Depuis quelques mois, les plateformes vidéo sont saturées d’images spectaculaires qui, souvent, n’ont jamais existé. On y voit des colis déposés par UPS à l’entrée des maisons américaines exploser au moment ou un Pirate de porche vient le voler, des voitures en vrille sur une route verglacée s’écrasant dans un mur invisible, ou encore des trains qui ne suivent pas leurs rails percuter une voiture qui elle même n’est pas sur les rails. Parfois, c’est tellement bien fait que cela semble réel et pourtant tout est fabriqué en quelques secondes grâce à des modèles d’intelligence artificielle capables de générer des séquences vidéo entières sans caméra, sans scène, sans acteurs.

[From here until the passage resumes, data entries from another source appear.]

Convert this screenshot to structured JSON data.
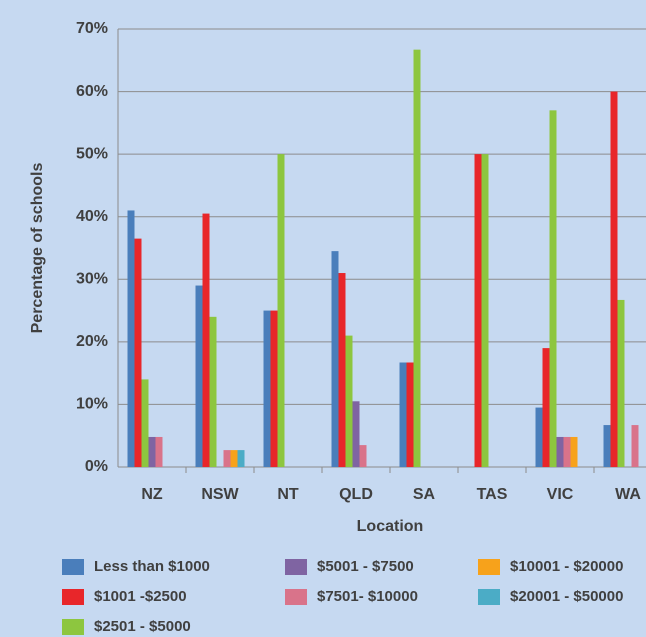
{
  "chart_data": {
    "type": "bar",
    "x_label": "Location",
    "y_label": "Percentage of schools",
    "categories": [
      "NZ",
      "NSW",
      "NT",
      "QLD",
      "SA",
      "TAS",
      "VIC",
      "WA"
    ],
    "series": [
      {
        "name": "Less than $1000",
        "color": "#4a7ebb",
        "values": [
          41,
          29,
          25,
          34.5,
          16.7,
          0,
          9.5,
          6.7
        ]
      },
      {
        "name": "$1001 -$2500",
        "color": "#e8262a",
        "values": [
          36.5,
          40.5,
          25,
          31,
          16.7,
          50,
          19,
          60
        ]
      },
      {
        "name": "$2501 - $5000",
        "color": "#8dc63f",
        "values": [
          14,
          24,
          50,
          21,
          66.7,
          50,
          57,
          26.7
        ]
      },
      {
        "name": "$5001 - $7500",
        "color": "#7f64a2",
        "values": [
          4.8,
          0,
          0,
          10.5,
          0,
          0,
          4.8,
          0
        ]
      },
      {
        "name": "$7501- $10000",
        "color": "#d9738a",
        "values": [
          4.8,
          2.7,
          0,
          3.5,
          0,
          0,
          4.8,
          6.7
        ]
      },
      {
        "name": "$10001 - $20000",
        "color": "#f7a21b",
        "values": [
          0,
          2.7,
          0,
          0,
          0,
          0,
          4.8,
          0
        ]
      },
      {
        "name": "$20001 - $50000",
        "color": "#4bacc6",
        "values": [
          0,
          2.7,
          0,
          0,
          0,
          0,
          0,
          0
        ]
      }
    ],
    "ylim": [
      0,
      70
    ],
    "yticks": [
      {
        "value": 0,
        "label": "0%"
      },
      {
        "value": 10,
        "label": "10%"
      },
      {
        "value": 20,
        "label": "20%"
      },
      {
        "value": 30,
        "label": "30%"
      },
      {
        "value": 40,
        "label": "40%"
      },
      {
        "value": 50,
        "label": "50%"
      },
      {
        "value": 60,
        "label": "60%"
      },
      {
        "value": 70,
        "label": "70%"
      }
    ],
    "grid": true
  }
}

YouTube avait déjà infligé un coup sévère à la télévision traditionnelle, en offrant un espace où la spontanéité, l’amateurisme et l’authenticité semblaient plus proches du réel que tout ce que proposait la TV mainstream. Netflix et les autres plateformes de streaming ont ensuite redéfini notre façon de consommer les images, reléguant la télévision linéaire au rôle de média d’arrière-plan. Pourtant, un phénomène inattendu se dessine aujourd’hui : la prolifération de vidéos artificielles pourrait, contre toute logique, réhabiliter la TV classique aux yeux du public.
L’ère du spectaculaire artificiel
Le cœur du problème, c’est la confiance. Lorsque chaque accident, chaque vidéo de caméra de surveillance, chaque moment “capté sur le vif” peut être simulé en quelques instructions, l’attention se dissout. Le spectateur se retrouve dans un environnement où plus rien ne garantit que ce qu’il regarde a réellement eu lieu. Ce brouillage constant engendre une lassitude nouvelle, une fatigue face au faux. Les vidéos générées par IA sont souvent impressionnantes, mais elles ne racontent rien, n’engagent aucun lien émotionnel, n’éveillent aucune empathie — puisqu’on sait qu’aucune vie n’a été menacée, qu’aucun objet n’a été brisé, que tout n’est qu’une construction numérique destinée à grappiller quelques secondes de visibilité.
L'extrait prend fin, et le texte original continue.